画面をスクロールしても、反応は全然見当たら無かった。
思わず携帯のボタンをガキみてえに連打しちまった。だが、それでも反応は消えたまま。
ちくしょう。どういうことだ?
俺はベロでSCMを歯茎にねじ込み、周りを見渡しながら歩いてみた。
時々車は通るが、俺から見える範囲に人はいない。
どこにあの赤○がいるかなんて、見当もつかねえ。
せっかく今日は気合い入れて、奴隷候補を探そうと思ったのによう。なんだよこのガッカリ感。

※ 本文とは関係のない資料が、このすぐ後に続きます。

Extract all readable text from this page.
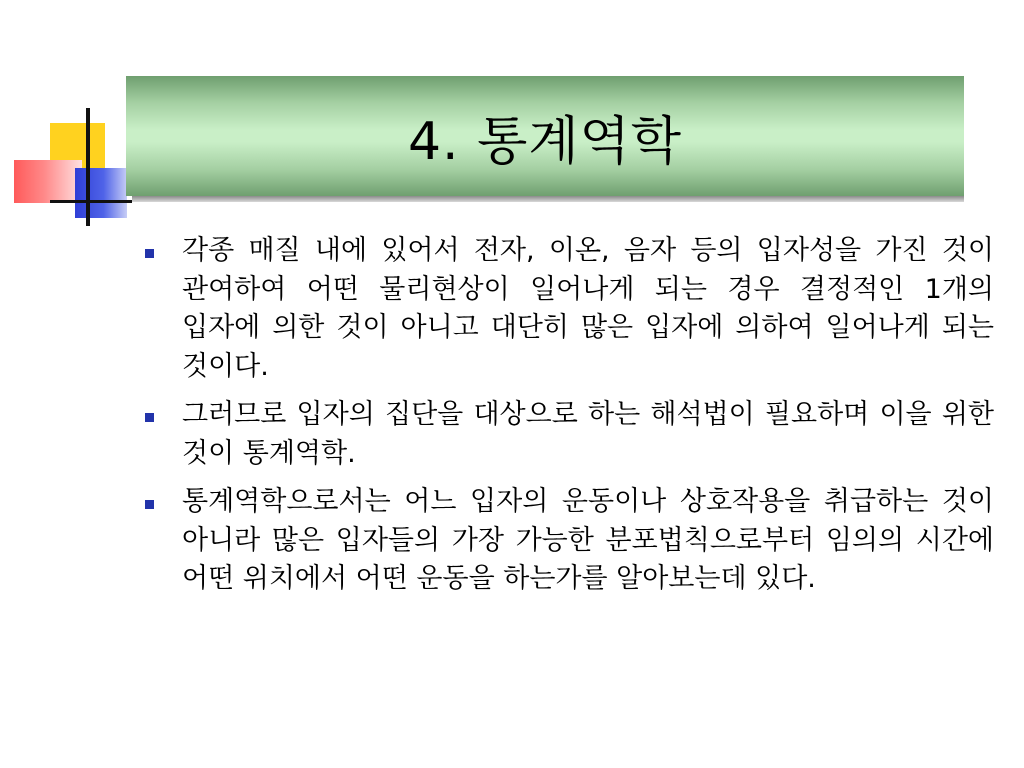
4. 통계역학
각종 매질 내에 있어서 전자, 이온, 음자 등의 입자성을 가진 것이 관여하여 어떤 물리현상이 일어나게 되는 경우 결정적인 1개의 입자에 의한 것이 아니고 대단히 많은 입자에 의하여 일어나게 되는 것이다.
그러므로 입자의 집단을 대상으로 하는 해석법이 필요하며 이을 위한 것이 통계역학.
통계역학으로서는 어느 입자의 운동이나 상호작용을 취급하는 것이 아니라 많은 입자들의 가장 가능한 분포법칙으로부터 임의의 시간에 어떤 위치에서 어떤 운동을 하는가를 알아보는데 있다.
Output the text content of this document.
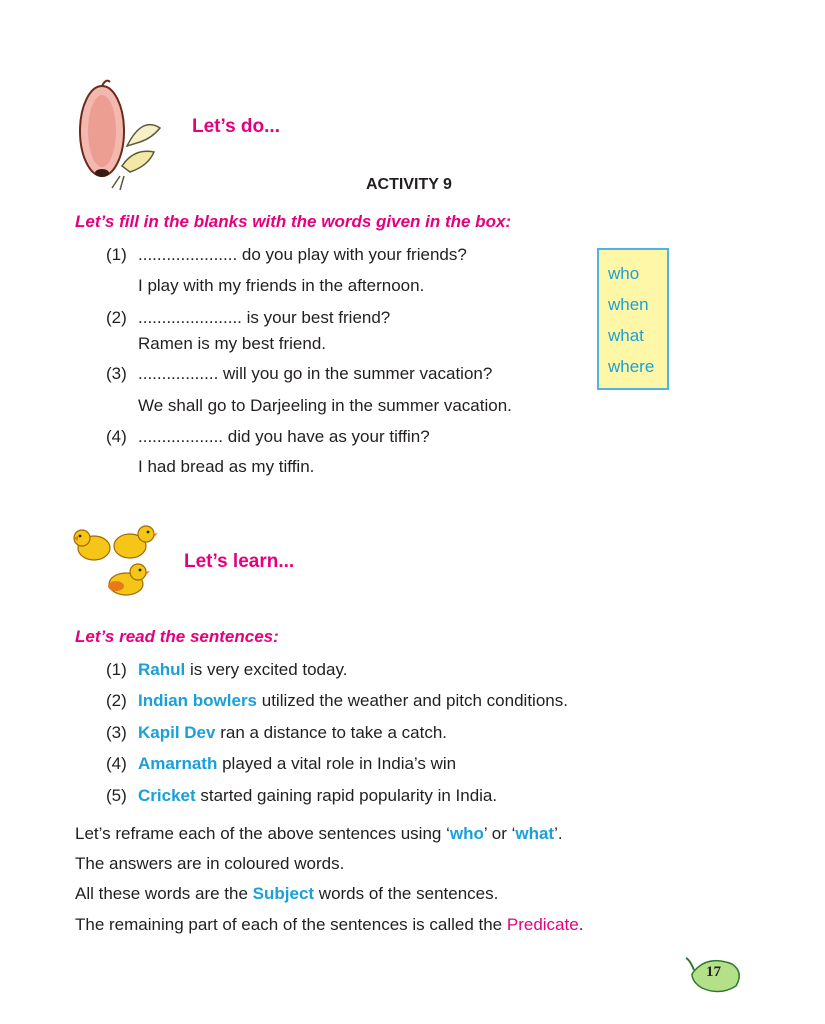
Let’s do...
ACTIVITY 9
Let’s fill in the blanks with the words given in the box:
(1) ..................... do you play with your friends?
I play with my friends in the afternoon.
(2) ...................... is your best friend?
Ramen is my best friend.
(3) ................. will you go in the summer vacation?
We shall go to Darjeeling in the summer vacation.
(4) .................. did you have as your tiffin?
I had bread as my tiffin.
who
when
what
where
Let’s learn...
Let’s read the sentences:
(1) Rahul is very excited today.
(2) Indian bowlers utilized the weather and pitch conditions.
(3) Kapil Dev ran a distance to take a catch.
(4) Amarnath played a vital role in India’s win
(5) Cricket started gaining rapid popularity in India.
Let’s reframe each of the above sentences using ‘who’ or ‘what’.
The answers are in coloured words.
All these words are the Subject words of the sentences.
The remaining part of each of the sentences is called the Predicate.
17
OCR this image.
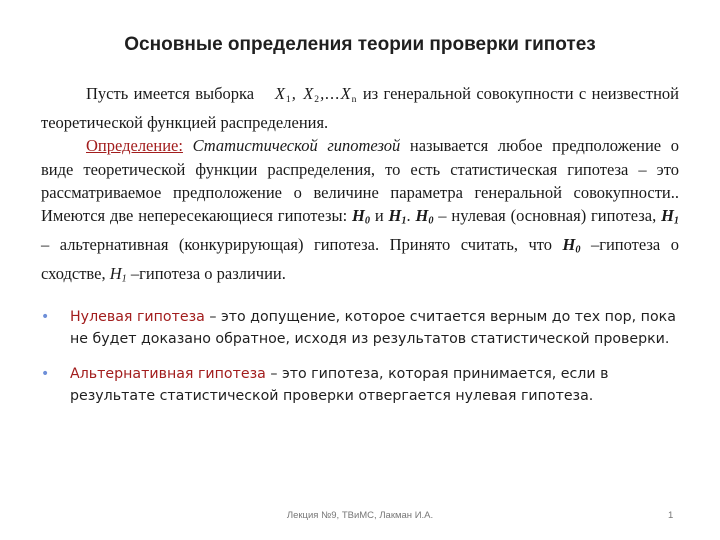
Основные определения теории проверки гипотез

Пусть имеется выборка X1, X2,...Xn из генеральной совокупности с неизвестной теоретической функцией распределения.

Определение: Статистической гипотезой называется любое предположение о виде теоретической функции распределения, то есть статистическая гипотеза – это рассматриваемое предположение о величине параметра генеральной совокупности.. Имеются две непересекающиеся гипотезы: $H_0$ и $H_1$. $H_0$ – нулевая (основная) гипотеза, $H_1$ – альтернативная (конкурирующая) гипотеза. Принято считать, что $H_0$ –гипотеза о сходстве, $H_1$ –гипотеза о различии.

• Нулевая гипотеза – это допущение, которое считается верным до тех пор, пока не будет доказано обратное, исходя из результатов статистической проверки.
• Альтернативная гипотеза – это гипотеза, которая принимается, если в результате статистической проверки отвергается нулевая гипотеза.
Лекция №9, ТВиМС, Лакман И.А.	1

俺がそう思いながら歩いていると、向こう側からチャリンコに乗った女が来た。
不意に目が合う。
特別ルックスがいい訳じゃないが、地味な住宅地には花みてえな今時の格好。
女も一瞬こちらを見たが、すぐに目を反らして前方を見る。そして通り過ぎた。
たった2秒ぐらいの出来事。
なんつうか目元が特徴的で、ドロドロした目力があったな。
あんな強情そうな女が、奴隷になってもおもしろそうだな。